Yuliya Afinogenova, MD; Cindy Schmelkin, BS; Franziska Plessow, PhD; Jennifer J. Thomas, PhD; Reitumetse Pulumo, BA; Nadia Micali, MD, MRCPsych, PhD; Karen K. Miller, MD; Kamryn T. Eddy, PhD; and Elizabeth A. Lawson, MD, MMSc

Published: November 23, 2016

Article Abstract

Objective: Anorexia nervosa (AN), a psychiatric disorder characterized by restriction of food intake despite severe weight loss, is associated with increased comorbid anxiety and depression. Secretion of oxytocin, an appetite-regulating neurohormone with anxiolytic and antidepressant properties, is abnormal in AN. The link between oxytocin levels and psychopathology in AN has not been well explored.

Methods: We performed a cross-sectional study of 79 women aged 18-45 years (19 AN, 26 AN in partial recovery [ANPR], and 34 healthy controls [HC]) investigating the relationship between basal oxytocin levels and disordered eating psychopathology, anxiety, and depressive symptoms. AN diagnoses were based on DSM-5 criteria. Data acquisition took place between December 2008 and March 2014. Fasting serum oxytocin levels were obtained, and the following self-report measures were used to assess psychopathology: Eating Disorder Examination Questionnaire, State-Trait Anxiety Inventory, and Beck Depression Inventory-II.

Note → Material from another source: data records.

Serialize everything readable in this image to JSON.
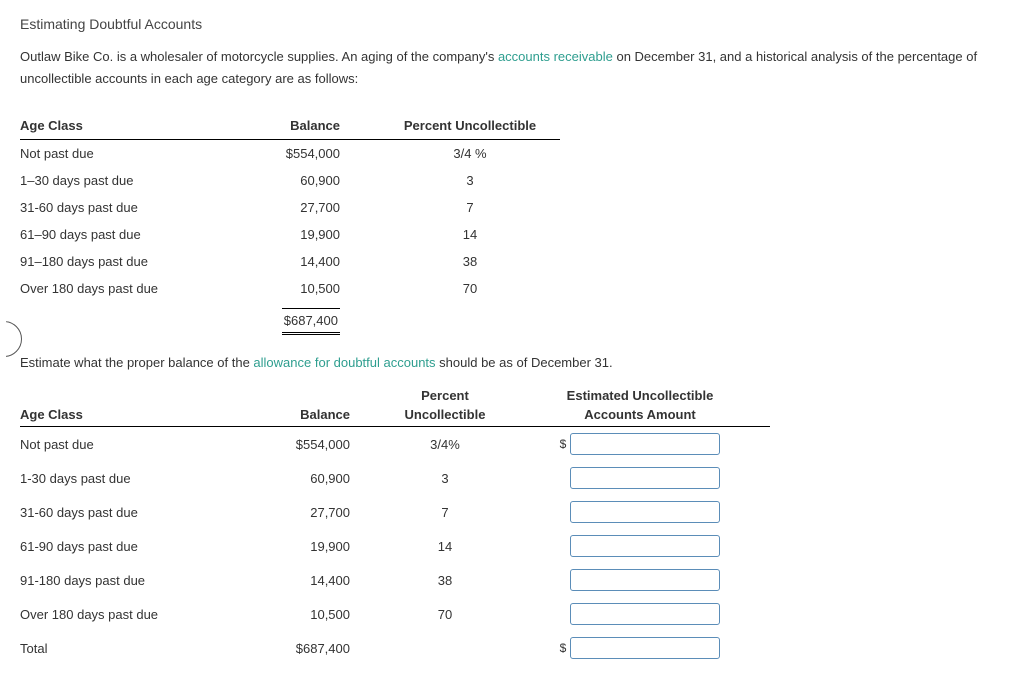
{
  "title": "Estimating Doubtful Accounts",
  "intro_pre": "Outlaw Bike Co. is a wholesaler of motorcycle supplies. An aging of the company's ",
  "intro_link": "accounts receivable",
  "intro_post": " on December 31, and a historical analysis of the percentage of uncollectible accounts in each age category are as follows:",
  "table1": {
    "headers": {
      "age": "Age Class",
      "balance": "Balance",
      "pct": "Percent Uncollectible"
    },
    "rows": [
      {
        "age": "Not past due",
        "balance": "$554,000",
        "pct": "3/4 %"
      },
      {
        "age": "1–30 days past due",
        "balance": "60,900",
        "pct": "3"
      },
      {
        "age": "31-60 days past due",
        "balance": "27,700",
        "pct": "7"
      },
      {
        "age": "61–90 days past due",
        "balance": "19,900",
        "pct": "14"
      },
      {
        "age": "91–180 days past due",
        "balance": "14,400",
        "pct": "38"
      },
      {
        "age": "Over 180 days past due",
        "balance": "10,500",
        "pct": "70"
      }
    ],
    "total": "$687,400"
  },
  "instruction_pre": "Estimate what the proper balance of the ",
  "instruction_link": "allowance for doubtful accounts",
  "instruction_post": " should be as of December 31.",
  "table2": {
    "headers": {
      "age": "Age Class",
      "balance": "Balance",
      "pct_top": "Percent",
      "pct_bot": "Uncollectible",
      "est_top": "Estimated Uncollectible",
      "est_bot": "Accounts Amount"
    },
    "rows": [
      {
        "age": "Not past due",
        "balance": "$554,000",
        "pct": "3/4%",
        "dollar": "$"
      },
      {
        "age": "1-30 days past due",
        "balance": "60,900",
        "pct": "3",
        "dollar": ""
      },
      {
        "age": "31-60 days past due",
        "balance": "27,700",
        "pct": "7",
        "dollar": ""
      },
      {
        "age": "61-90 days past due",
        "balance": "19,900",
        "pct": "14",
        "dollar": ""
      },
      {
        "age": "91-180 days past due",
        "balance": "14,400",
        "pct": "38",
        "dollar": ""
      },
      {
        "age": "Over 180 days past due",
        "balance": "10,500",
        "pct": "70",
        "dollar": ""
      }
    ],
    "total_label": "Total",
    "total_balance": "$687,400",
    "total_dollar": "$"
  }
}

Results: Fasting oxytocin levels were low in ANPR compared to HC (P = .0004). In ANPR but not AN, oxytocin was negatively associated with disordered eating psychopathology (r = 0.39, P = .0496) and anxiety symptoms (state anxiety: r = 0.53, P = .006; trait anxiety: r = 0.49, P = .01). Furthermore, ANPR with significant disordered eating psychopathology, anxiety symptoms, or depressive symptoms had lower oxytocin levels compared to those with minimal or no symptoms (P = .04, .02, and .007, respectively).

Conclusions: We speculate that a dysregulation of oxytocin pathways may contribute to persistent psychopathology after partial weight recovery from anorexia nervosa.